Users of Yahoo's Babel Fish are discovering that the translation service they have relied on for years has quietly exited. Instead they are redirect to Microsoft's Bing Translator.
Named after Douglas Adam's fictional simultaneous translation device in Hitchhiker's Guide Galaxy that you could wear in your ear Babel Fish launched in 1999. It was bought by AltaVista in 2003 which in turn was bought by Yahoo later that year.
Since May 31st, 2012 it seems to have vanished off the Internet, a change that hasn't yet been commented on by Yahoo.
Now if you try to access the Babel Fish website you are automatically redirected to Bing Translator.

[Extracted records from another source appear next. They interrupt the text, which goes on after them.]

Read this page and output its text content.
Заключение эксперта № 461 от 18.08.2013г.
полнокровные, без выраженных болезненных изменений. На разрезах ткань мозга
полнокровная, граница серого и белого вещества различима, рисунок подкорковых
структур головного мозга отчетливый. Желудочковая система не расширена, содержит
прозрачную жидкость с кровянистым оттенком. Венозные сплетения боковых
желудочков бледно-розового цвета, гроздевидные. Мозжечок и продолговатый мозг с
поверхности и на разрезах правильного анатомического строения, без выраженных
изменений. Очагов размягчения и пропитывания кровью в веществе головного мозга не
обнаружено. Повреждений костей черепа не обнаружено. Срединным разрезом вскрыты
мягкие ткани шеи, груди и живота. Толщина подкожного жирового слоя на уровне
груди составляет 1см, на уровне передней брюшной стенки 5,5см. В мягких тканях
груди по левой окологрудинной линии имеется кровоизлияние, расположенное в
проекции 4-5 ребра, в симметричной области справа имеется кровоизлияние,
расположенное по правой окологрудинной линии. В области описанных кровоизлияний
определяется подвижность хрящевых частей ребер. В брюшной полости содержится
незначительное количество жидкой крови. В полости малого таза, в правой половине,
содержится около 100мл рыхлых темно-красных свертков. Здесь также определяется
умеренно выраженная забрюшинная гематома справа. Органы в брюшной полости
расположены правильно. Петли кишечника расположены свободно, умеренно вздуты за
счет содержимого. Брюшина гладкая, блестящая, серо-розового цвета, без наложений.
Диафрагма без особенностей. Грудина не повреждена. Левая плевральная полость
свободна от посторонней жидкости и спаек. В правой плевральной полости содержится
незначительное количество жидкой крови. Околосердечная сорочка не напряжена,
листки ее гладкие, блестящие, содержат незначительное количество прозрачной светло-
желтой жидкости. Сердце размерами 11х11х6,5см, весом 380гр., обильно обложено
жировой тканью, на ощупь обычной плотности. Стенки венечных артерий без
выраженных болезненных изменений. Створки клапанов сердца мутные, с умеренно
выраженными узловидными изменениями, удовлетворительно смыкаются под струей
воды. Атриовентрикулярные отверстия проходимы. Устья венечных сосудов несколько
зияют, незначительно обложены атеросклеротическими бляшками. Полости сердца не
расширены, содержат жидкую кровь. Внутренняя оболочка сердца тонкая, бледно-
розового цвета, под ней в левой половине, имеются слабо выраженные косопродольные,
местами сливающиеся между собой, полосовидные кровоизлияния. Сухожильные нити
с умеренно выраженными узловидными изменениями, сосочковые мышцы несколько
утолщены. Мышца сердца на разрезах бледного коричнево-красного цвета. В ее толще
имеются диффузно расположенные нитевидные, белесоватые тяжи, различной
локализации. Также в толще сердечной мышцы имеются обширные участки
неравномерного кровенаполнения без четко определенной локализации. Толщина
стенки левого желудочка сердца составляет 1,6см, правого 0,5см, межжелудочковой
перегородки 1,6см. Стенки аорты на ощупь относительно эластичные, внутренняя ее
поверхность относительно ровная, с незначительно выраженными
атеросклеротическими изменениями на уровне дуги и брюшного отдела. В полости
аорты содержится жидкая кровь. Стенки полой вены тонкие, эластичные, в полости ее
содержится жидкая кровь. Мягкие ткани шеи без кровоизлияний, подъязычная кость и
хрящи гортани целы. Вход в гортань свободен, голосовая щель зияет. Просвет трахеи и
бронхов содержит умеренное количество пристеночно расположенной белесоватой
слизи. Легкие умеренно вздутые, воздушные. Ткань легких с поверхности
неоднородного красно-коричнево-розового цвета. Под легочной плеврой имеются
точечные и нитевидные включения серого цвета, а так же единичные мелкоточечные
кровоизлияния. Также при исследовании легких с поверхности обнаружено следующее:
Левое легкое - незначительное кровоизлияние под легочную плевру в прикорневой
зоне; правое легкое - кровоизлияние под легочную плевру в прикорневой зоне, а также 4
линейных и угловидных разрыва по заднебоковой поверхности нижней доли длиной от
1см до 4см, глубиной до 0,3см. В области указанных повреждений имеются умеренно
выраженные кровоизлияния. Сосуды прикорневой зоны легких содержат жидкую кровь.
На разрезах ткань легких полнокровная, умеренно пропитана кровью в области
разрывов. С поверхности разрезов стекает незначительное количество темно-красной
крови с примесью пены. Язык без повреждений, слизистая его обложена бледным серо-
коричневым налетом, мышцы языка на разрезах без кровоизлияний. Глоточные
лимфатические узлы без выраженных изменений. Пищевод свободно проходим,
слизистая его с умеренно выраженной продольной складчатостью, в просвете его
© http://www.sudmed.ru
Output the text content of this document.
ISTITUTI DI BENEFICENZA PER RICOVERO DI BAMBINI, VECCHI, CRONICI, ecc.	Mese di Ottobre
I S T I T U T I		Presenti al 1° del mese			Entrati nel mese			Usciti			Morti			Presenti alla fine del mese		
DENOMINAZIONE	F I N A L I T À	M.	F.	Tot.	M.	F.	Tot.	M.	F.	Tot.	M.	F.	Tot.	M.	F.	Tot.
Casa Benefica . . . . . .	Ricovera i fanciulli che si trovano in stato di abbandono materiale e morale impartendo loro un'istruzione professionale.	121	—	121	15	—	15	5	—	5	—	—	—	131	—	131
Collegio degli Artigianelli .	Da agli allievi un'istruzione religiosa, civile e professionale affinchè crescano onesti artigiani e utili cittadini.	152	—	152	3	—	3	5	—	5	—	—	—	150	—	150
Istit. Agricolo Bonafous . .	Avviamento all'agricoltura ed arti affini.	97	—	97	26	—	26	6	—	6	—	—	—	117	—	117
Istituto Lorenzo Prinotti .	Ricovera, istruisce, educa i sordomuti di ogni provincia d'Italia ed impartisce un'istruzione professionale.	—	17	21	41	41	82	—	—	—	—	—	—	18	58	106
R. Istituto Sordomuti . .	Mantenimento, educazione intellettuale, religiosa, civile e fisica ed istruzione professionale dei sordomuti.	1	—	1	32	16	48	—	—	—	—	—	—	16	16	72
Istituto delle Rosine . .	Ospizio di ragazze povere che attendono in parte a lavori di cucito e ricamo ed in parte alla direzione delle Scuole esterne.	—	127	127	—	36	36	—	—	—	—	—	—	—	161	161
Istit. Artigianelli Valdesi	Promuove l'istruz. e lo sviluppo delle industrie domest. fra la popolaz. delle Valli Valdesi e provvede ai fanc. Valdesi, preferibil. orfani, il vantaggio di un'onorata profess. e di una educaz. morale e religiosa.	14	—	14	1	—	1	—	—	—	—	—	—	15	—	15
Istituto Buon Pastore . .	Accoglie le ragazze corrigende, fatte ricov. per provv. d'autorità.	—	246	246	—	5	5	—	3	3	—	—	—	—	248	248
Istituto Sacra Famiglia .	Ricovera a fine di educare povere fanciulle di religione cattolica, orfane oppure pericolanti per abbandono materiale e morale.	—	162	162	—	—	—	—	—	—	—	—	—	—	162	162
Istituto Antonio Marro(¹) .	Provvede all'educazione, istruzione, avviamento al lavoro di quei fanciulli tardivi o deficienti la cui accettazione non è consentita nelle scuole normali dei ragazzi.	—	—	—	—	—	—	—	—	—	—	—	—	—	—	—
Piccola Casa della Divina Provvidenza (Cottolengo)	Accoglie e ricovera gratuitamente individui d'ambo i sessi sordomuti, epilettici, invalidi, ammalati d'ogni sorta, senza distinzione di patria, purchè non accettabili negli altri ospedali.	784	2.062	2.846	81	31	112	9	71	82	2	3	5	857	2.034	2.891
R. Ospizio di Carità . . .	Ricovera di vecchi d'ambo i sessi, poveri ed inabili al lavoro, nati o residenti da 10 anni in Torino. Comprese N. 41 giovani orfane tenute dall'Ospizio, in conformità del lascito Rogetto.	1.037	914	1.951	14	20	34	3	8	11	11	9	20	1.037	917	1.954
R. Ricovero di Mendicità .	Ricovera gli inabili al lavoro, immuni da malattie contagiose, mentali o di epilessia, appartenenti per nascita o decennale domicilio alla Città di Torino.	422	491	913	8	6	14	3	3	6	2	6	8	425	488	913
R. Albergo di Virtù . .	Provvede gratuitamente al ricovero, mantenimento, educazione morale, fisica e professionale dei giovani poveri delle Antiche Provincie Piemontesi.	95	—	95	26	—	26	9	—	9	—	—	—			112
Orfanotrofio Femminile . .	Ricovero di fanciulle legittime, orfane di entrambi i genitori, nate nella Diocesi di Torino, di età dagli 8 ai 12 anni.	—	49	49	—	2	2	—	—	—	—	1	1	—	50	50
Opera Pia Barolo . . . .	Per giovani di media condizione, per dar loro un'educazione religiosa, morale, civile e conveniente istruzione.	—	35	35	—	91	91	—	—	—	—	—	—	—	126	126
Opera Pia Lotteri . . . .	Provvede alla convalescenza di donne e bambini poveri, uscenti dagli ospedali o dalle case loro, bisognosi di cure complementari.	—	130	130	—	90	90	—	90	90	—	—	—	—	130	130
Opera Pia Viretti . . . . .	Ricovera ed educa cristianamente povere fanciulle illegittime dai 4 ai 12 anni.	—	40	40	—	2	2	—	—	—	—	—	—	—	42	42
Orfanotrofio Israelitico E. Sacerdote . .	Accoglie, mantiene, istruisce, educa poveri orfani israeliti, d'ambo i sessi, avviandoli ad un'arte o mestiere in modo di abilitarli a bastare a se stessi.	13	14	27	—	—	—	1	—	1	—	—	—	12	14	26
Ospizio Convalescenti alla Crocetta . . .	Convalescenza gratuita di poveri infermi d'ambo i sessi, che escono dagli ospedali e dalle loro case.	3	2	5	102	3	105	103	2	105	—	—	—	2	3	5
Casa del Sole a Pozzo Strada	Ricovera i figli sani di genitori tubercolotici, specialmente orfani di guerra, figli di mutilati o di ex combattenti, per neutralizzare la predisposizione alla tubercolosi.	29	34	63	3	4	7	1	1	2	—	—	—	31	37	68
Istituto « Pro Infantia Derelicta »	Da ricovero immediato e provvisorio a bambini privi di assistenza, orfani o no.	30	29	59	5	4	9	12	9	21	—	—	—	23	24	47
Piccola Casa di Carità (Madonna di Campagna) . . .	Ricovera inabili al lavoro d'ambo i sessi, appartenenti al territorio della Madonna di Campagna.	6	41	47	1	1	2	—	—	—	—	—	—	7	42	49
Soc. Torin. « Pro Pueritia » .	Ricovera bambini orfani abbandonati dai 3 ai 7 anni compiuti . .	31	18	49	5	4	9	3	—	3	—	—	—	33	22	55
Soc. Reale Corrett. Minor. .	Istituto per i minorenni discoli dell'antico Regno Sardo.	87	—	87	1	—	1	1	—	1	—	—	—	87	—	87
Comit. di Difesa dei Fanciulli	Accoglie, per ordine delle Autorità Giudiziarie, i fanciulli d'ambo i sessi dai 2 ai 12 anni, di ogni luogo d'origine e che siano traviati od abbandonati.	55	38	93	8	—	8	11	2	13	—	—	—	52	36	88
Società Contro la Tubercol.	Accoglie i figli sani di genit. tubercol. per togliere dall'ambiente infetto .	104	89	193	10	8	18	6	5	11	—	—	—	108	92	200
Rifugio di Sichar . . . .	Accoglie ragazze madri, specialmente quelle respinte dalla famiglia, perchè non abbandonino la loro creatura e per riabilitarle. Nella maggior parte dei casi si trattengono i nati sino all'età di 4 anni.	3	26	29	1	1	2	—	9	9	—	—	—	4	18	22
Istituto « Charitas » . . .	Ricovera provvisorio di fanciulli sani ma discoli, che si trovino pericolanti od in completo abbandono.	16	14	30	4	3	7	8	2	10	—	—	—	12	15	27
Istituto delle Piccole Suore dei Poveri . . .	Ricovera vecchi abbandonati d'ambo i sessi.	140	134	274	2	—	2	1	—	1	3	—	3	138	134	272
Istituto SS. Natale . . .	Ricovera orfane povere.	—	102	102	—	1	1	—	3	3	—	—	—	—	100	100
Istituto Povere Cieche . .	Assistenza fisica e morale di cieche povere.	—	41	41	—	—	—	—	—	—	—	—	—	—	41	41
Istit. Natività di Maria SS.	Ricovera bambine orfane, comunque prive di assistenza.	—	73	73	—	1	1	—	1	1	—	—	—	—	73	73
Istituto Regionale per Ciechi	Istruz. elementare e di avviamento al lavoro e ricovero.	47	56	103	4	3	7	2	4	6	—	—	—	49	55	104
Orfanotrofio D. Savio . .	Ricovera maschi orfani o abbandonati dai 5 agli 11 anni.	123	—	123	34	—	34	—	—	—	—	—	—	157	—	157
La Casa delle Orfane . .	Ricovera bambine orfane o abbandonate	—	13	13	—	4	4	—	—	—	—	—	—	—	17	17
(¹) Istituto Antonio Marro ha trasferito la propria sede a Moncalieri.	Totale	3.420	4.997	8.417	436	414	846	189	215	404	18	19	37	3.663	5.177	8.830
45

There's a banner that answers the question "Why am I here?" by going to a Microsoft blog post that refers to a "transition" from Babel Fish to Bing Translator.
This is presumably part of the relationship between Yahoo and Bing that started out as being an advertising alliance and then extended to Bing powering Yahoo Search. It may also be a consequence of the recent cut in Yahoo's workforce.
Babel Fish users have had mixed reactions. Some feel that Bing provides superior results. Others are of the opposite opinion.
Bing Translator does offer more languages and more facilities, including web page translation a side by side view that allows you to view both the original and the translated version of a web page at the same time.